Von Zwangssanierung schrieb dieser Tage eine große deutsche Boulevardzeitung. Doch wie stehen die Rosenheimer Stadträte zur neuen EU-Gebäuderichtlinie, mit der die Energieeffizienz von Wohngebäuden verbessert werden soll?

Von: Michael Bartel

Rosenheim - Laut der Neufassung der EU-Gebäuderichtlinie sollen Wohngebäude bis 2030 bestimmte Mindeststandards an die Energieeffizienz erfüllen und Neubauten bereits ab 2028 emissionsfrei sein. Die Grundzüge dieser Richtline werden von den Politikern der Stadt unterstützt.

Das EU-Parlament möchte mit der Sanierung der Gebäude in den 27 Mitgliedstaaten den Klimaschutz vorantreiben und sich unabhängiger von russischen Energielieferungen machen. In diesen Punkten sind sich CSU, SPD und Grüne der Stadt einig. Die Freien Wähler konnten dazu keine Aussage treffen und von Seiten der AfD kam auf OVB-Anfrage bis Redaktionsschluss keine Rückmeldung.

Das EU-Gesetz

Am 14.03.2022 verabschiedete das Europäische Parlament die Neufassung über die Gesamtenergieeffizienz von Gebäuden. Dem Vorschlag zu Folge soll die Renovierungsquote der Gebäude gesteigert und der Energieverbrauch sowie die Treibhausgasemissionen gesenkt werden. Die Energieeffizienz soll auf einer Skala von A bis G bemessen werden, wobei die Kasse G die 15 Prozent der Gebäude eines Mitgliedslandes beschreibt, welche am energieineffizientesten sind. In Deutschland gibt es mit dem Energieausweis bereits ein vergleichbares System, bei dem die Energieeffizienzklassen A+ bis H gelten. Nach der neuen Regelung sollen Wohngebäude bis 2030 die Klasse E und ab 2033 die Klasse D erreichen. Für Nichtwohngebäude und öffentliche Gebäude tritt dies bereits jeweils drei Jahre früher in Kraft. Neubauten sollen ab 2028 emissionsfrei sein. Für Neubauten von Behörden soll dies ab 2026 gelten.  

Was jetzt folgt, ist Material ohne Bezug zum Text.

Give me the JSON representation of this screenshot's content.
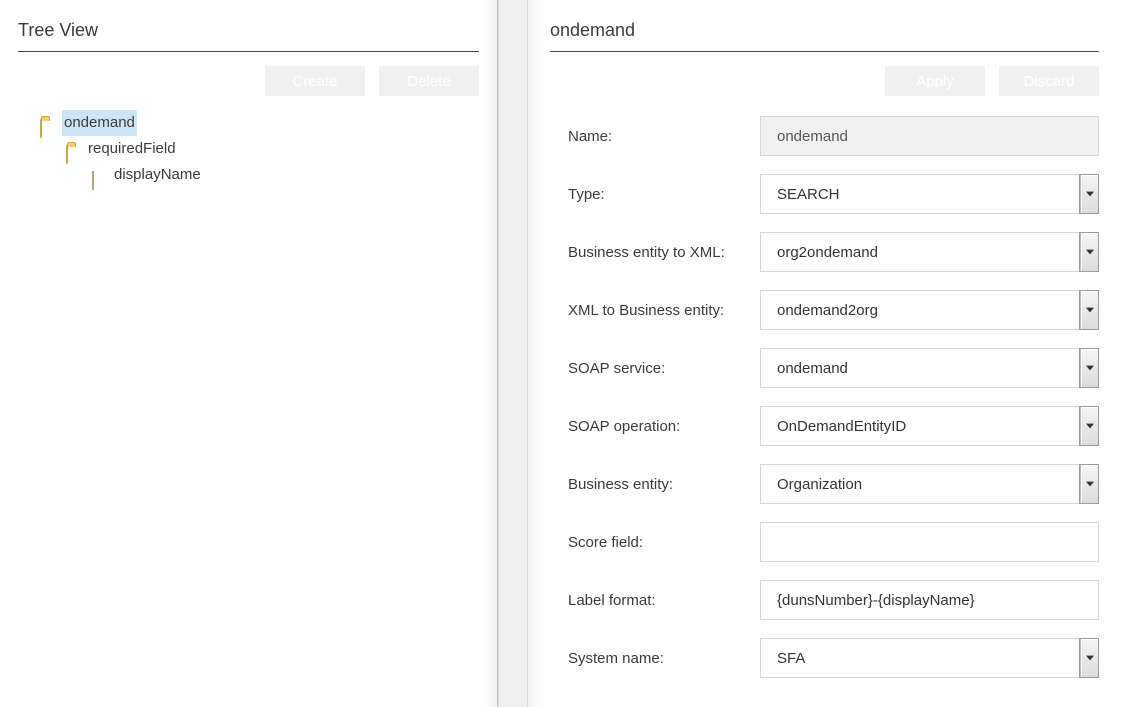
{
  "left": {
    "title": "Tree View",
    "buttons": {
      "create": "Create",
      "delete": "Delete"
    },
    "tree": {
      "root": "ondemand",
      "child1": "requiredField",
      "child2": "displayName"
    }
  },
  "right": {
    "title": "ondemand",
    "buttons": {
      "apply": "Apply",
      "discard": "Discard"
    },
    "fields": {
      "name": {
        "label": "Name:",
        "value": "ondemand"
      },
      "type": {
        "label": "Type:",
        "value": "SEARCH"
      },
      "be2xml": {
        "label": "Business entity to XML:",
        "value": "org2ondemand"
      },
      "xml2be": {
        "label": "XML to Business entity:",
        "value": "ondemand2org"
      },
      "soapService": {
        "label": "SOAP service:",
        "value": "ondemand"
      },
      "soapOperation": {
        "label": "SOAP operation:",
        "value": "OnDemandEntityID"
      },
      "businessEntity": {
        "label": "Business entity:",
        "value": "Organization"
      },
      "scoreField": {
        "label": "Score field:",
        "value": ""
      },
      "labelFormat": {
        "label": "Label format:",
        "value": "{dunsNumber}-{displayName}"
      },
      "systemName": {
        "label": "System name:",
        "value": "SFA"
      }
    }
  }
}
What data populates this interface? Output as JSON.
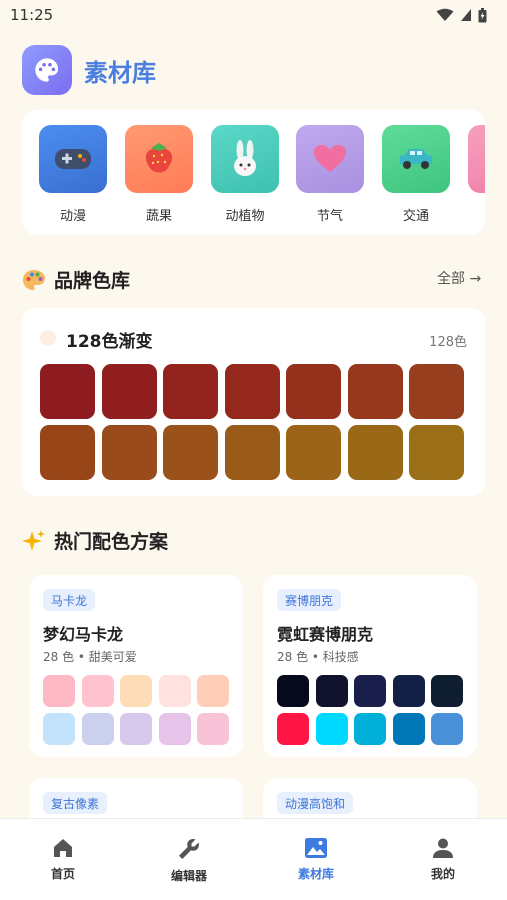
{
  "status": {
    "time": "11:25"
  },
  "app": {
    "title": "素材库",
    "logo_icon": "palette-icon"
  },
  "categories": [
    {
      "label": "动漫",
      "icon": "gamepad-icon",
      "color": "#4a86e8"
    },
    {
      "label": "蔬果",
      "icon": "strawberry-icon",
      "color": "#ff8a65"
    },
    {
      "label": "动植物",
      "icon": "rabbit-icon",
      "color": "#4dd0c0"
    },
    {
      "label": "节气",
      "icon": "heart-icon",
      "color": "#b39ddb"
    },
    {
      "label": "交通",
      "icon": "car-icon",
      "color": "#4ccf8a"
    },
    {
      "label": "",
      "icon": "",
      "color": "#f48fb1"
    }
  ],
  "brand_section": {
    "title": "品牌色库",
    "see_all": "全部 →",
    "card": {
      "name": "128色渐变",
      "count": "128色",
      "swatches": [
        "#8e1b1f",
        "#921f1f",
        "#93231d",
        "#94281d",
        "#95301d",
        "#97381c",
        "#963e1d",
        "#984518",
        "#994b1b",
        "#9a521a",
        "#9a5b1a",
        "#9c6419",
        "#996917",
        "#9a6f17"
      ]
    }
  },
  "popular_section": {
    "title": "热门配色方案",
    "palettes": [
      {
        "tag": "马卡龙",
        "name": "梦幻马卡龙",
        "meta": "28 色 • 甜美可爱",
        "swatches": [
          "#ffb9c6",
          "#ffc2cf",
          "#ffdcb8",
          "#ffe2e0",
          "#ffcdb8",
          "#c2e3fb",
          "#cbd0ee",
          "#d6c8ec",
          "#e6c4ea",
          "#f8c2d7"
        ]
      },
      {
        "tag": "赛博朋克",
        "name": "霓虹赛博朋克",
        "meta": "28 色 • 科技感",
        "swatches": [
          "#070a1a",
          "#11122c",
          "#1a1e4a",
          "#142146",
          "#0f1d30",
          "#ff1644",
          "#00d8ff",
          "#00b0d8",
          "#0078b8",
          "#4a90d9"
        ]
      },
      {
        "tag": "复古像素"
      },
      {
        "tag": "动漫高饱和"
      }
    ]
  },
  "bottom_nav": [
    {
      "label": "首页",
      "icon": "home-icon",
      "active": false
    },
    {
      "label": "编辑器",
      "icon": "wrench-icon",
      "active": false
    },
    {
      "label": "素材库",
      "icon": "image-icon",
      "active": true
    },
    {
      "label": "我的",
      "icon": "person-icon",
      "active": false
    }
  ],
  "colors": {
    "accent": "#3d7be0",
    "background": "#fdf8ee"
  }
}
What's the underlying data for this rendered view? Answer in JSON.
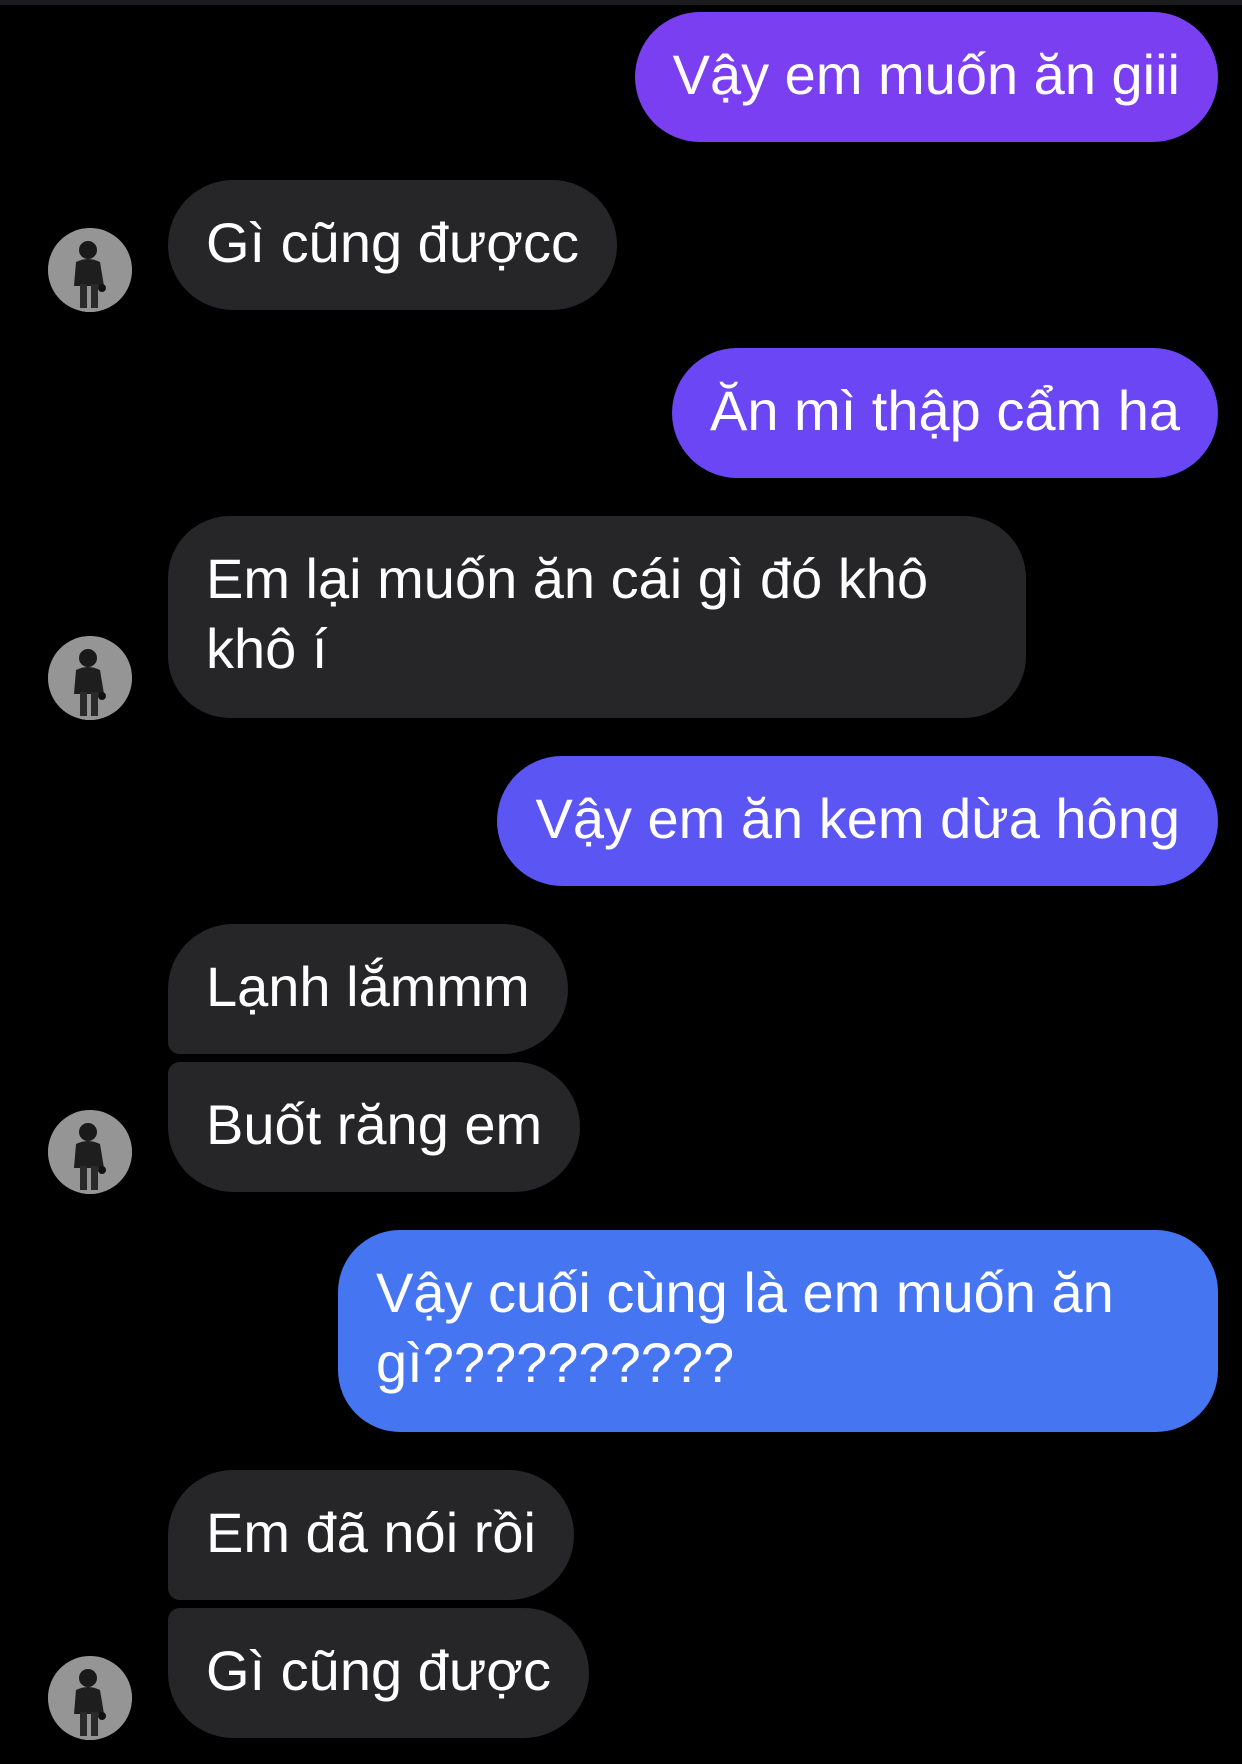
{
  "colors": {
    "background": "#000000",
    "received_bubble": "#262628",
    "sent_gradient": [
      "#7b3ff2",
      "#6a46f4",
      "#5b55f3",
      "#4d64f2",
      "#4575f0"
    ],
    "text": "#ffffff"
  },
  "messages": [
    {
      "sender": "me",
      "text": "Vậy em muốn ăn giii"
    },
    {
      "sender": "them",
      "text": "Gì cũng đượcc"
    },
    {
      "sender": "me",
      "text": "Ăn mì thập cẩm ha"
    },
    {
      "sender": "them",
      "text": "Em lại muốn ăn cái gì đó khô khô í"
    },
    {
      "sender": "me",
      "text": "Vậy em ăn kem dừa hông"
    },
    {
      "sender": "them",
      "text": "Lạnh lắmmm"
    },
    {
      "sender": "them",
      "text": "Buốt răng em"
    },
    {
      "sender": "me",
      "text": "Vậy cuối cùng là em muốn ăn gì??????????"
    },
    {
      "sender": "them",
      "text": "Em đã nói rồi"
    },
    {
      "sender": "them",
      "text": "Gì cũng được"
    }
  ],
  "avatar_icon": "user-avatar-icon"
}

Fraktionsübergreifende Einigkeit

Laut EU-Kommission sind die Gebäude europaweit für 40 Prozent unseres Energieverbrauchs und 36 Prozent der Treibhausgasemissionen verantwortlich. „Grundsätzlich ist es zu begrüßen, wenn wir alle Maßnahmen ergreifen, damit wir einen ökologischen Umbau auch im Heizungs- und Sanierungsbereich möglichst schnell vollziehen“, kommentiert der Vorsitzende der CSU-Fraktion Rosenheim Herbert Borrmann. Der Fraktionssprecher der Grünen Peter Rutz sieht einen dringenden Bedarf für eine zeitnahe Umsetzung eines Sanierungskonzepts, da in der Stadt Rosenheim etwa 50 Prozent der CO2 Emissionen durch die Wärmeversorgung der Gebäude verursacht werden. „Es liegt auf der Hand, dass hier angesetzt werden muss, was die viel gescholtene und kritisierte EU offenbar tut“, ergänzt Abuzar Erdogan, Vorsitzender der SPD-Stadtratsfraktion.

Fachkräftemangel erschwert die Umsetzung der EU-Ziele

Doch hier endet die Einigkeit der Fraktionen. Nach Erdogan seien Teile der Richtlinie nicht mit dem Grundrecht auf Eigentum vereinbar und der Vorschlag noch nicht ausgereift. Bis zu seiner endgültigen Form muss die Sanierungspflicht des EU-Parlaments noch mit den Mitgliedsstaaten ausgehandelt werden, was noch mehrere Monate in Anspruch nehmen kann. Erdogan sieht hier den Bund in der Plicht darauf zu achten, dass es keine Verbote und Zwänge gibt, die zu sozialer Ungerechtigkeit führen würden. Zusätzlich befürchtet Erdogan, dass mit den Zeitvorgaben der Richtlinie der Markt überhitzen könnte und die entstehende hohe Nachfrage nach Sanierungsmaßnahmen zu explodierenden Preisen führen wird.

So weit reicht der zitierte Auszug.